Nueva Zelanda - Rotorua
Lamentablemente, el único supermercado que encontramos estaba regido por un oriental, que tras saludarle nosotros en chino y responder él que era coreano, nos informó que desconocía que de la oliva pudiera sacarse aceite, por lo que nos vimos obligados a arrojar a nuestra sartén un trozo de mantequilla del que nos apropiamos impunemente del frigorífico comunal, lo cual es asqueroso y no me refiero al hurto. La cosa mejoró cuando fuimos añadiendo los pimientos, cebolla, ajito y champiñones con que pensábamos acompañar nuestro plato de pasta, que hasta la gente se acercaba a olfatear comentando lo bien que se cocina en los países mediterráneos, de lo cual nos solazábamos mucho pensando la porquería de sándwiches que comen estos bárbaros extranjeros. Llegó la hora de incorporar la carne, pues a falta de otra cosa el chino nos había vendido unas latas de carne picada precocinada que aseguraba eran una delicia. Sin embargo, fue una textura gelatinosa y un olor nauseabundo lo que se mezcló con los ingredientes de nuestra sartén.

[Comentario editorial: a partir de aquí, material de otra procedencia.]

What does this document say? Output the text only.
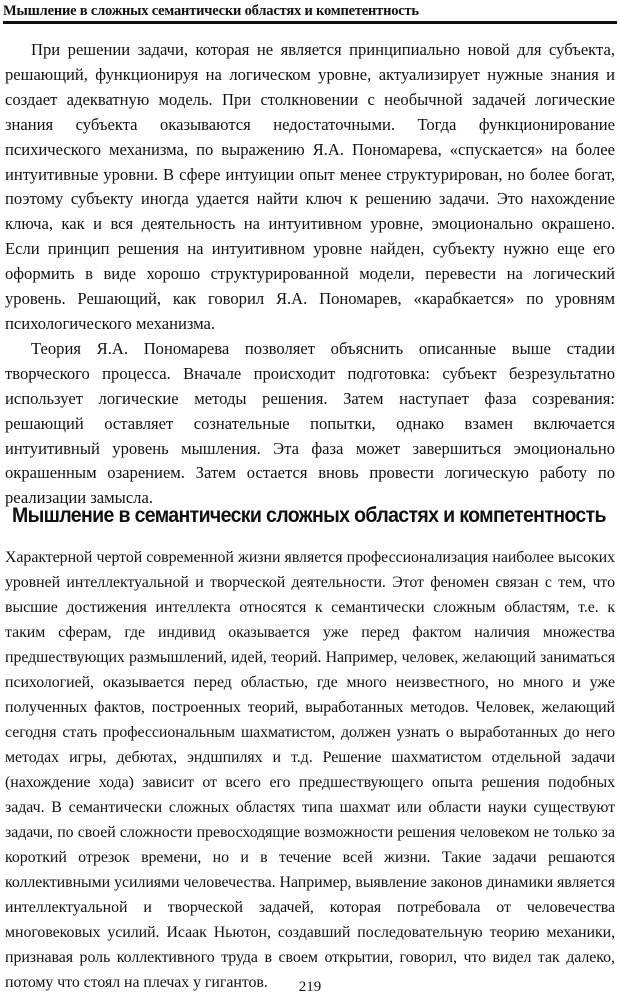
Мышление в сложных семантически областях и компетентность

При решении задачи, которая не является принципиально новой для субъекта, решающий, функционируя на логическом уровне, актуализирует нужные знания и создает адекватную модель. При столкновении с необычной задачей логические знания субъекта оказываются недостаточными. Тогда функционирование психического механизма, по выражению Я.А. Пономарева, «спускается» на более интуитивные уровни. В сфере интуиции опыт менее структурирован, но более богат, поэтому субъекту иногда удается найти ключ к решению задачи. Это нахождение ключа, как и вся деятельность на интуитивном уровне, эмоционально окрашено. Если принцип решения на интуитивном уровне найден, субъекту нужно еще его оформить в виде хорошо структурированной модели, перевести на логический уровень. Решающий, как говорил Я.А. Пономарев, «карабкается» по уровням психологического механизма.

Теория Я.А. Пономарева позволяет объяснить описанные выше стадии творческого процесса. Вначале происходит подготовка: субъект безрезультатно использует логические методы решения. Затем наступает фаза созревания: решающий оставляет сознательные попытки, однако взамен включается интуитивный уровень мышления. Эта фаза может завершиться эмоционально окрашенным озарением. Затем остается вновь провести логическую работу по реализации замысла.

Мышление в семантически сложных областях и компетентность

Характерной чертой современной жизни является профессионализация наиболее высоких уровней интеллектуальной и творческой деятельности. Этот феномен связан с тем, что высшие достижения интеллекта относятся к семантически сложным областям, т.е. к таким сферам, где индивид оказывается уже перед фактом наличия множества предшествующих размышлений, идей, теорий. Например, человек, желающий заниматься психологией, оказывается перед областью, где много неизвестного, но много и уже полученных фактов, построенных теорий, выработанных методов. Человек, желающий сегодня стать профессиональным шахматистом, должен узнать о выработанных до него методах игры, дебютах, эндшпилях и т.д. Решение шахматистом отдельной задачи (нахождение хода) зависит от всего его предшествующего опыта решения подобных задач. В семантически сложных областях типа шахмат или области науки существуют задачи, по своей сложности превосходящие возможности решения человеком не только за короткий отрезок времени, но и в течение всей жизни. Такие задачи решаются коллективными усилиями человечества. Например, выявление законов динамики является интеллектуальной и творческой задачей, которая потребовала от человечества многовековых усилий. Исаак Ньютон, создавший последовательную теорию механики, признавая роль коллективного труда в своем открытии, говорил, что видел так далеко, потому что стоял на плечах у гигантов.	219
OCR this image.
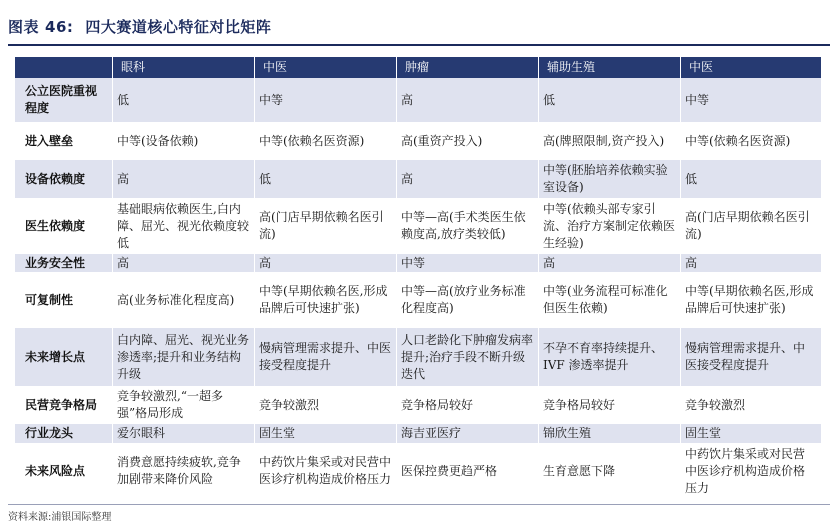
图表 46: 四大赛道核心特征对比矩阵
	眼科	中医	肿瘤	辅助生殖	中医
公立医院重视程度	低	中等	高	低	中等
进入壁垒	中等(设备依赖)	中等(依赖名医资源)	高(重资产投入)	高(牌照限制,资产投入)	中等(依赖名医资源)
设备依赖度	高	低	高	中等(胚胎培养依赖实验室设备)	低
医生依赖度	基础眼病依赖医生,白内障、屈光、视光依赖度较低	高(门店早期依赖名医引流)	中等—高(手术类医生依赖度高,放疗类较低)	中等(依赖头部专家引流、治疗方案制定依赖医生经验)	高(门店早期依赖名医引流)
业务安全性	高	高	中等	高	高
可复制性	高(业务标准化程度高)	中等(早期依赖名医,形成品牌后可快速扩张)	中等—高(放疗业务标准化程度高)	中等(业务流程可标准化但医生依赖)	中等(早期依赖名医,形成品牌后可快速扩张)
未来增长点	白内障、屈光、视光业务渗透率;提升和业务结构升级	慢病管理需求提升、中医接受程度提升	人口老龄化下肿瘤发病率提升;治疗手段不断升级迭代	不孕不育率持续提升、IVF 渗透率提升	慢病管理需求提升、中医接受程度提升
民营竞争格局	竞争较激烈,“一超多强”格局形成	竞争较激烈	竞争格局较好	竞争格局较好	竞争较激烈
行业龙头	爱尔眼科	固生堂	海吉亚医疗	锦欣生殖	固生堂
未来风险点	消费意愿持续疲软,竞争加剧带来降价风险	中药饮片集采或对民营中医诊疗机构造成价格压力	医保控费更趋严格	生育意愿下降	中药饮片集采或对民营中医诊疗机构造成价格压力
资料来源:浦银国际整理
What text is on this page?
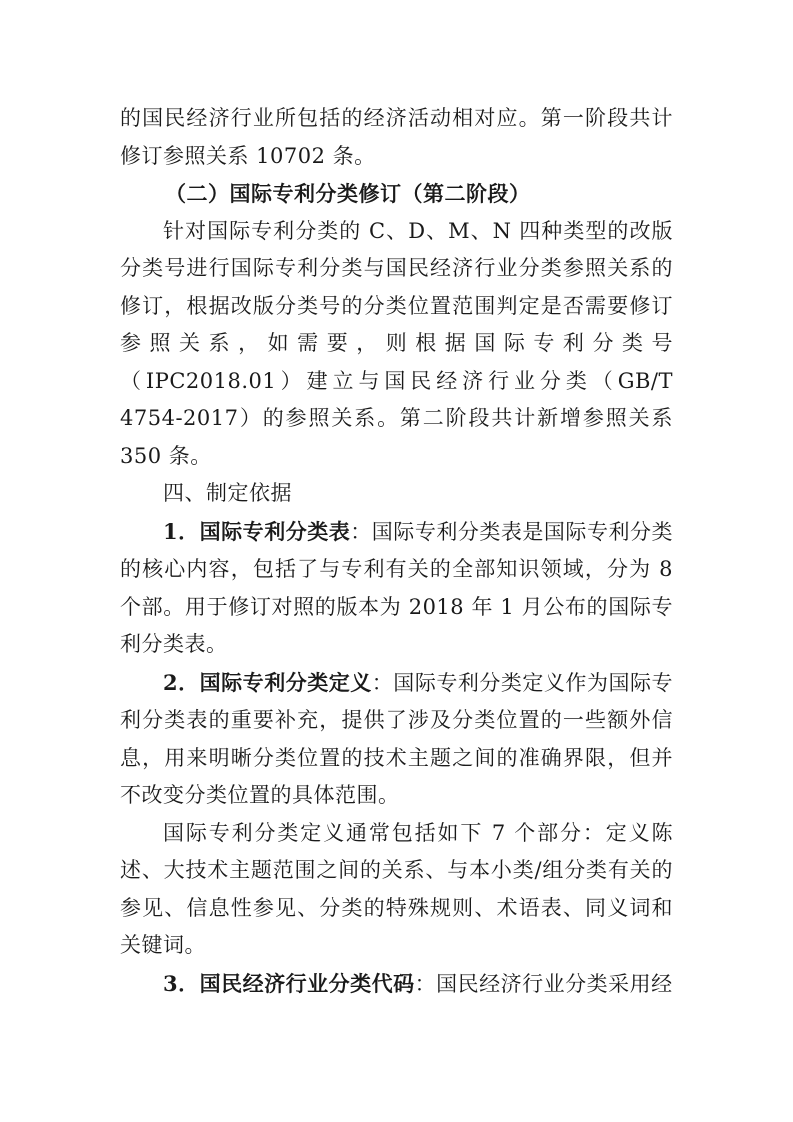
的国民经济行业所包括的经济活动相对应。第一阶段共计修订参照关系 10702 条。

（二）国际专利分类修订（第二阶段）

针对国际专利分类的 C、D、M、N 四种类型的改版分类号进行国际专利分类与国民经济行业分类参照关系的修订，根据改版分类号的分类位置范围判定是否需要修订参照关系，如需要，则根据国际专利分类号（IPC2018.01）建立与国民经济行业分类（GB/T 4754-2017）的参照关系。第二阶段共计新增参照关系 350 条。

四、制定依据

1．国际专利分类表：国际专利分类表是国际专利分类的核心内容，包括了与专利有关的全部知识领域，分为 8 个部。用于修订对照的版本为 2018 年 1 月公布的国际专利分类表。

2．国际专利分类定义：国际专利分类定义作为国际专利分类表的重要补充，提供了涉及分类位置的一些额外信息，用来明晰分类位置的技术主题之间的准确界限，但并不改变分类位置的具体范围。

国际专利分类定义通常包括如下 7 个部分：定义陈述、大技术主题范围之间的关系、与本小类/组分类有关的参见、信息性参见、分类的特殊规则、术语表、同义词和关键词。

3．国民经济行业分类代码：国民经济行业分类采用经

Pensamos que con un poco de fuego aquello mejoraría pero el olor era cada vez
más vomitivo y la gente empezó a llevar sus cosas a la esquina contraria de la
estancia. Como nuestras pituitarias andaban pidiendo socorro, dimos por
terminada la fase de preparación, nos servimos sendos platos y nos los llevamos
al comedor entre no pocas caras de repugnancia. Después de toda la parafernalia
que habíamos montado en la cocina no nos quedaba más remedio que comernos
orgullosos aquella porquería, masticando los huesecillos con que estaba
aderezada la carne, que dudo yo mucho que aquella lata en chino contuviese
comida para humanos. Nos lo comimos todo mirando, eso sí, de reojo, los
sándwiches de mantequilla de nuestros vecinos.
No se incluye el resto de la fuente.